Swedish education organization

The Swedish Association for Sexuality Education (Riksförbundet för sexuell upplysning, RFSU) is a Swedish nonprofit organization that works with public opinion formation on sexual and reproductive health. It also works with rights, as well as information and education about sexuality and relationships.
One of RFSU's main issues is the right to free abortion. The current president is Lina Fridén and Secretary-General is Ingela Holmertz.

RFSU was founded February 24, 1933, by, among others, Elise Ottesen-Jensen, Gunnar Inghe and Hanna Lundin. Ottesen-Jensen was chairman from its inception until 1959, and has come to be strongly associated with the organization, whose journal, Ottar, was named after her.

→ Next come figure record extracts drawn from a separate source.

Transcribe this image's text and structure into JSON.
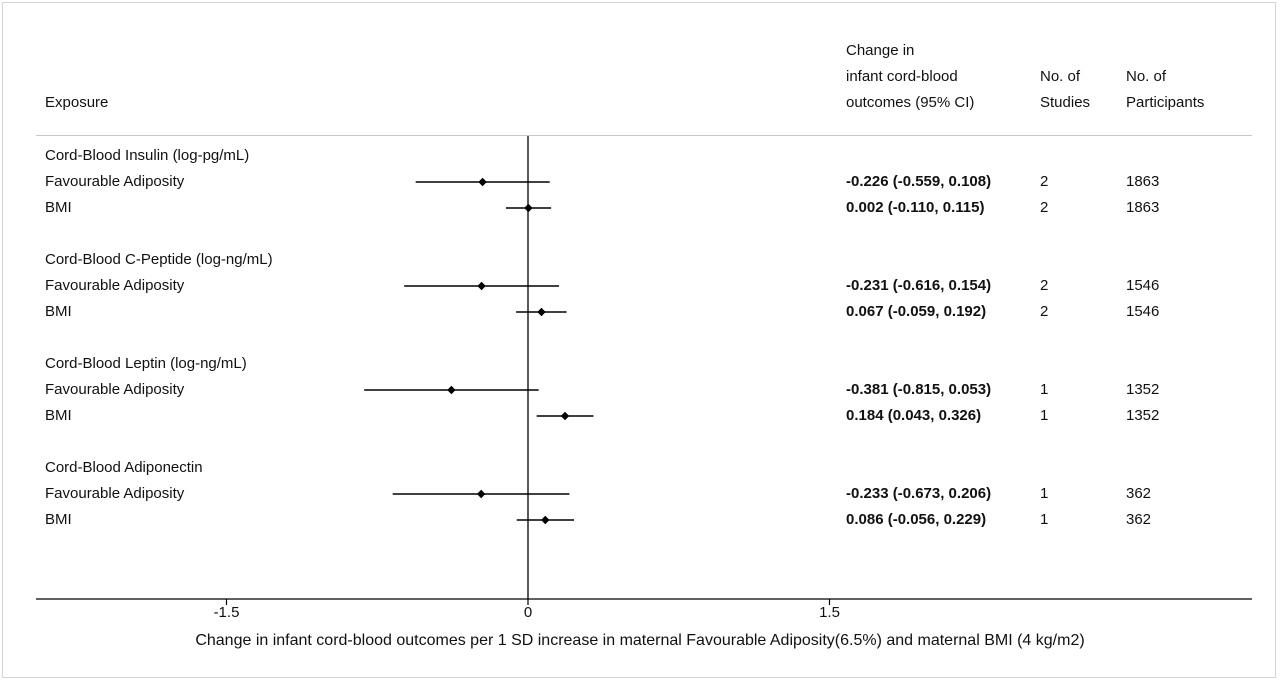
{
  "chart_data": {
    "type": "forest",
    "columns": {
      "exposure": "Exposure",
      "estimate": "Change in\ninfant cord-blood\noutcomes (95% CI)",
      "studies": "No. of\nStudies",
      "participants": "No. of\nParticipants"
    },
    "groups": [
      {
        "title": "Cord-Blood Insulin (log-pg/mL)",
        "rows": [
          {
            "label": "Favourable Adiposity",
            "est": -0.226,
            "lo": -0.559,
            "hi": 0.108,
            "ci_text": "-0.226 (-0.559, 0.108)",
            "studies": "2",
            "participants": "1863"
          },
          {
            "label": "BMI",
            "est": 0.002,
            "lo": -0.11,
            "hi": 0.115,
            "ci_text": "0.002 (-0.110, 0.115)",
            "studies": "2",
            "participants": "1863"
          }
        ]
      },
      {
        "title": "Cord-Blood C-Peptide (log-ng/mL)",
        "rows": [
          {
            "label": "Favourable Adiposity",
            "est": -0.231,
            "lo": -0.616,
            "hi": 0.154,
            "ci_text": "-0.231 (-0.616, 0.154)",
            "studies": "2",
            "participants": "1546"
          },
          {
            "label": "BMI",
            "est": 0.067,
            "lo": -0.059,
            "hi": 0.192,
            "ci_text": "0.067 (-0.059, 0.192)",
            "studies": "2",
            "participants": "1546"
          }
        ]
      },
      {
        "title": "Cord-Blood Leptin (log-ng/mL)",
        "rows": [
          {
            "label": "Favourable Adiposity",
            "est": -0.381,
            "lo": -0.815,
            "hi": 0.053,
            "ci_text": "-0.381 (-0.815, 0.053)",
            "studies": "1",
            "participants": "1352"
          },
          {
            "label": "BMI",
            "est": 0.184,
            "lo": 0.043,
            "hi": 0.326,
            "ci_text": "0.184 (0.043, 0.326)",
            "studies": "1",
            "participants": "1352"
          }
        ]
      },
      {
        "title": "Cord-Blood Adiponectin",
        "rows": [
          {
            "label": "Favourable Adiposity",
            "est": -0.233,
            "lo": -0.673,
            "hi": 0.206,
            "ci_text": "-0.233 (-0.673, 0.206)",
            "studies": "1",
            "participants": "362"
          },
          {
            "label": "BMI",
            "est": 0.086,
            "lo": -0.056,
            "hi": 0.229,
            "ci_text": "0.086 (-0.056, 0.229)",
            "studies": "1",
            "participants": "362"
          }
        ]
      }
    ],
    "xticks": [
      -1.5,
      0,
      1.5
    ],
    "xticklabels": [
      "-1.5",
      "0",
      "1.5"
    ],
    "xlim": [
      -2.46,
      3.6
    ],
    "reference_line": 0,
    "xlabel": "Change in infant cord-blood outcomes per 1 SD increase in maternal Favourable Adiposity(6.5%) and maternal BMI (4 kg/m2)"
  }
}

RFSU works with information, education and advocacy by organizing courses, conferences and debates. Moreover, the RFSU carries an extensive international work with similar organizations in other countries. RFSU is the Swedish national affiliate of the International Planned Parenthood Federation.

RFSU is the owner of RFSU AB, the former owner of Etac AB. RFSU AB sells condoms, lubricants, pregnancy tests and sex toys.
Etac is a Swedish multinational group, that develops, manufactures and sells products for people with reduced mobility. Since 2011, Etac has been fully owned by Swedish Nordstjernan.